DETROIT (WWJ/AP) – It’s not a formal “recall” but General Motors is asking Chevy Volt owners to bring their electric cars back to their dealer who will add more safety features to the battery compartment.
“This is a customer satisfaction program, which is voluntary, that we’re choosing to do,” explained the automaker’s Mary Barra during a conference call Thursday morning.
“You know, the real question for us is are our customers satisfied. And we look at this and we wanna provide that piece of mind to make sure that they understand that even in a very severe side crash that their vehicle doesnt have an issue in the days and weeks after that type of incident,” she said.
GM will strengthen the structure around the batteries in its Volt electric cars to keep them safe during crashes, asking Volt owners to return the cars to dealers for structural modifications.
GM North America President Mark Reuss told reporters the company wants to make the repairs as painless as possible.
“It’s a two hour-type … two to three hour thing and it’s a day of service, typically is what we’re allowing for it,” Reuss said.
GM’s move is considered a step below a recall, which would be issued by a car company and the National Highway Traffic Safety Administration.
The fixes will involve about 8,000 Volts sold in the U.S. in the past two years. GM is making the repairs after three Volt batteries caught fire following crash tests done by federal safety regulators. The fires occurred seven days to three weeks after tests and have been blamed on a coolant leak that caused an electrical short.
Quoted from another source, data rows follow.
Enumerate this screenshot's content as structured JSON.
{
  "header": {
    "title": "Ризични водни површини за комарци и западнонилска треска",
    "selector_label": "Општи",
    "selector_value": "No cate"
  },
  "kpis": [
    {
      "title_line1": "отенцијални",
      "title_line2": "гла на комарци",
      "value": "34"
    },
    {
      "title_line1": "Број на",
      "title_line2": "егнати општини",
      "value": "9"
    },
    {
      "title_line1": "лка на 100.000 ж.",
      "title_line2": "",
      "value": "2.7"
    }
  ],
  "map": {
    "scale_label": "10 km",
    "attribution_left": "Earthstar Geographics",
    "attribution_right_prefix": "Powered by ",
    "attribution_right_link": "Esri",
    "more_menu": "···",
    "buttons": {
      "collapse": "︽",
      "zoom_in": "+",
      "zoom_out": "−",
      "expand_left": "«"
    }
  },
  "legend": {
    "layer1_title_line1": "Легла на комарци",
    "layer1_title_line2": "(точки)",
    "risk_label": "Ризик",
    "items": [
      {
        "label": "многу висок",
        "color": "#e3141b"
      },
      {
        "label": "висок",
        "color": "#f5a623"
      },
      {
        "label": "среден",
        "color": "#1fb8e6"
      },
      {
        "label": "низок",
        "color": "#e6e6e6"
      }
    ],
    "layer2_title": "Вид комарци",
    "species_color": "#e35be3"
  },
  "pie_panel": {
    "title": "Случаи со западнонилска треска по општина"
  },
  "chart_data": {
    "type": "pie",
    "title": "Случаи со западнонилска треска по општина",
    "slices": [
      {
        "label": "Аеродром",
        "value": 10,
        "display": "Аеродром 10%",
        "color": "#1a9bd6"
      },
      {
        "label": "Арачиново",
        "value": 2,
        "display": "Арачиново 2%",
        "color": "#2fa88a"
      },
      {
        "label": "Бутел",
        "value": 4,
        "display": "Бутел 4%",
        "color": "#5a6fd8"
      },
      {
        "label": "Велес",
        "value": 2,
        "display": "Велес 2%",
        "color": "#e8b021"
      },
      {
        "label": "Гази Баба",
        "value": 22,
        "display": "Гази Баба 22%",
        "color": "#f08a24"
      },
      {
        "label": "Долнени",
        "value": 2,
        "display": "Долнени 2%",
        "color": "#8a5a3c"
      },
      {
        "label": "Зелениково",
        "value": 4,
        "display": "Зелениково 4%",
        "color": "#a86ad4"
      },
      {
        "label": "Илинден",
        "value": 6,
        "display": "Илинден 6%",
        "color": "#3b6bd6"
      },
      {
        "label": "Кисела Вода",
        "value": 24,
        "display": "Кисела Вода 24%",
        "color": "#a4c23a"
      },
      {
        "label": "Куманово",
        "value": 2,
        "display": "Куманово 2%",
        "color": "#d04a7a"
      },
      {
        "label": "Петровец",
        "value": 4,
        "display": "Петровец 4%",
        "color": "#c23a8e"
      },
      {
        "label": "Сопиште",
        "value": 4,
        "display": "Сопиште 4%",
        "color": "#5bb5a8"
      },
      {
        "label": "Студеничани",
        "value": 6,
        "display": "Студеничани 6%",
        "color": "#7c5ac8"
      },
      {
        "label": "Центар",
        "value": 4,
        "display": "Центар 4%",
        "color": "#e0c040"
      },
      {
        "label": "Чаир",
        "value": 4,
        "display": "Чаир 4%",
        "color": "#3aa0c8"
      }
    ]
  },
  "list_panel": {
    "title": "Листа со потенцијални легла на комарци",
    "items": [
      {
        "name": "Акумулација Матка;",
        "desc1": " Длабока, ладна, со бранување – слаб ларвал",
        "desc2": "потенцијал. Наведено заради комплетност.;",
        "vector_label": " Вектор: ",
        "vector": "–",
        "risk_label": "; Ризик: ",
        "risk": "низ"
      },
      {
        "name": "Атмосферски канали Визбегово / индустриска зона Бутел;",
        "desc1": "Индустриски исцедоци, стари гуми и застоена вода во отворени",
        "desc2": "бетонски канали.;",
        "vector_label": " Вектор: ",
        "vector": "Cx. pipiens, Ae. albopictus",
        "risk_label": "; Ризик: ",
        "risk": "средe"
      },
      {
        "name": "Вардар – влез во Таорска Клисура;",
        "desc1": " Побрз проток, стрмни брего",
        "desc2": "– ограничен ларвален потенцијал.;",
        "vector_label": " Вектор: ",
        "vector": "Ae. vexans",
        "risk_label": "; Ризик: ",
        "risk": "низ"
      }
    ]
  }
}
NHTSA and GM have said the electric cars are safe and that no fires have occurred after crashes on real-world roadways.
The Volt has a T-shaped, 400 pound battery pack that can power the car for about 35 miles. After that, a small gasoline generator kicks in to run the electric motor.
NHTSA has been investigating the batteries after a Volt caught fire in June at a crash test facility in Wisconsin. The fire broke out three weeks after a side-impact crash test.
GM said the Volt’s battery should have been drained after the crash, but it never told NHTSA to do that. Later, two GM executives said the company had no formal procedure to drain the batteries until after the June fire. GM has said that the liquid solution used to cool the Volt’s battery leaked and crystallized, causing an electrical short that touched off the fire.
The company now sends out a team to drain the batteries after being notified of a crash by GM’s OnStar safety system.
The Wall Street Journal reports that a group of owners, including former Michigan Gov. Jennifer Granholm, published an open letter saying they are keeping their Volts. The editor in chief of GQ magazine also published an open letter, asking GM if he could purchase a returned Volt.
The company sold 7,671 Volts last year, falling short of its goal of 10,000. It was outsold last year by its main electric car competitor, the Nissan Leaf, at 9,674.